KINETICS AND PATHWAYS OF APATITE FORMATION - IN SITU TIME-RESOLVED STUDIES

Heavy metal contamination in soils is a serious public health hazard. A new and promising method for in situ metal sequestration and environmental remediation, based on the formation of co-precipitated apatite in contaminated soils, has gained considerable amount of attention in the past decade, mainly due to its cost-efficiency and high effectiveness. However, the role of precursor phases (expected to form in near surface conditions) on the sequestration and fate of metals is unknown.

In situ time-resolved X-ray diffraction studies of apatite formation pathways from aqueous solutions were carried out at the X7B beamline of the National Synchrotron Light Source at Brookhaven National Laboratory, Upton, NY. A series of experiments with different Ca/P (corresponding to stoichiometric ratios of Ca and P found in the precursor phases proposed in the literature) and liquid/solid ratios in the starting material, in the presence and absence of contaminant species and range of temperatures were performed. In all experiments, two starting solutions of calcium acetate and ammonium phosphate were mixed instantaneously at room temperature. The resulting precipitate was then vacuum-filtered and the remaining slurry, of the desired liquid/solid ratio, was placed inside a heating cell and analyzed within 10 min of the initial precipitation.

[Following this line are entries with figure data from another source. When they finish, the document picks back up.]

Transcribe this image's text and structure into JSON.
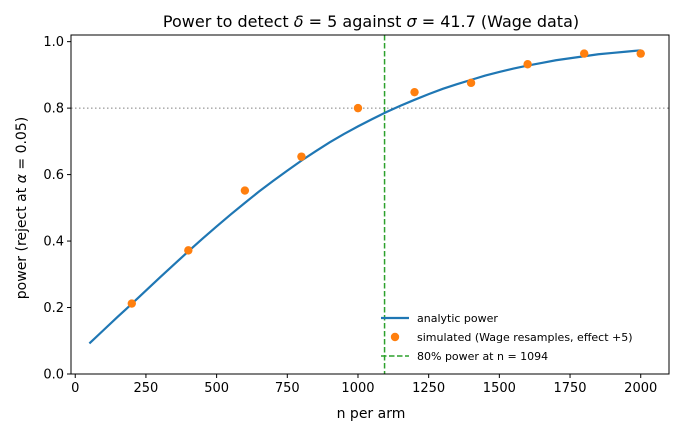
{
  "chart_data": {
    "type": "line",
    "title": "Power to detect δ = 5 against σ = 41.7 (Wage data)",
    "title_parts": [
      "Power to detect ",
      "δ",
      " = 5 against ",
      "σ",
      " = 41.7 (Wage data)"
    ],
    "xlabel": "n per arm",
    "ylabel": "power (reject at α = 0.05)",
    "ylabel_parts": [
      "power (reject at ",
      "α",
      " = 0.05)"
    ],
    "xlim": [
      -15,
      2100
    ],
    "ylim": [
      0,
      1.02
    ],
    "xticks": [
      0,
      250,
      500,
      750,
      1000,
      1250,
      1500,
      1750,
      2000
    ],
    "yticks": [
      0.0,
      0.2,
      0.4,
      0.6,
      0.8,
      1.0
    ],
    "xtick_labels": [
      "0",
      "250",
      "500",
      "750",
      "1000",
      "1250",
      "1500",
      "1750",
      "2000"
    ],
    "ytick_labels": [
      "0.0",
      "0.2",
      "0.4",
      "0.6",
      "0.8",
      "1.0"
    ],
    "grid": false,
    "legend_position": "lower-right",
    "colors": {
      "analytic": "#1f77b4",
      "simulated": "#ff7f0e",
      "threshold": "#2ca02c",
      "reference": "#808080"
    },
    "series": [
      {
        "name": "analytic power",
        "kind": "line",
        "x": [
          50,
          100,
          150,
          200,
          250,
          300,
          350,
          400,
          450,
          500,
          550,
          600,
          650,
          700,
          750,
          800,
          850,
          900,
          950,
          1000,
          1050,
          1100,
          1150,
          1200,
          1250,
          1300,
          1350,
          1400,
          1450,
          1500,
          1550,
          1600,
          1650,
          1700,
          1750,
          1800,
          1850,
          1900,
          1950,
          2000
        ],
        "y": [
          0.092,
          0.132,
          0.172,
          0.211,
          0.251,
          0.291,
          0.33,
          0.369,
          0.407,
          0.444,
          0.48,
          0.515,
          0.549,
          0.581,
          0.612,
          0.642,
          0.67,
          0.697,
          0.722,
          0.745,
          0.767,
          0.788,
          0.807,
          0.825,
          0.842,
          0.858,
          0.872,
          0.885,
          0.898,
          0.909,
          0.919,
          0.928,
          0.936,
          0.944,
          0.95,
          0.956,
          0.962,
          0.966,
          0.97,
          0.974
        ]
      },
      {
        "name": "simulated (Wage resamples, effect +5)",
        "kind": "scatter",
        "x": [
          200,
          400,
          600,
          800,
          1000,
          1200,
          1400,
          1600,
          1800,
          2000
        ],
        "y": [
          0.212,
          0.372,
          0.552,
          0.654,
          0.8,
          0.848,
          0.876,
          0.932,
          0.964,
          0.964
        ]
      }
    ],
    "reference_lines": [
      {
        "orientation": "horizontal",
        "value": 0.8,
        "style": "dotted"
      },
      {
        "orientation": "vertical",
        "value": 1094,
        "style": "dashed",
        "name": "80% power at n = 1094"
      }
    ]
  }
}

In all experiments, the initial precipitate was identified as a mixture of amorphous calcium phosphate and brushite (CaHPO₄ • 2H₂O), independent of the initial Ca/P ratio in solution, and were the only phases present in the solution throughout the duration of the analysis in the experiment conducted at ambient temperature. Under the conditions of elevated temperature and in the absence of contaminant species, initial brushite transformed to intermediate monetite and then to apatite. The rate of the phase transformation was dependent on the temperature and Ca/P ratio of the starting solutions, being the fastest and most complete at the ratio corresponding to OCP stoichiometry. The presence of Mn²⁺ ions influenced the pathway of the phase transformation, resulting in the formation of a different final product of the reaction – whitlockite.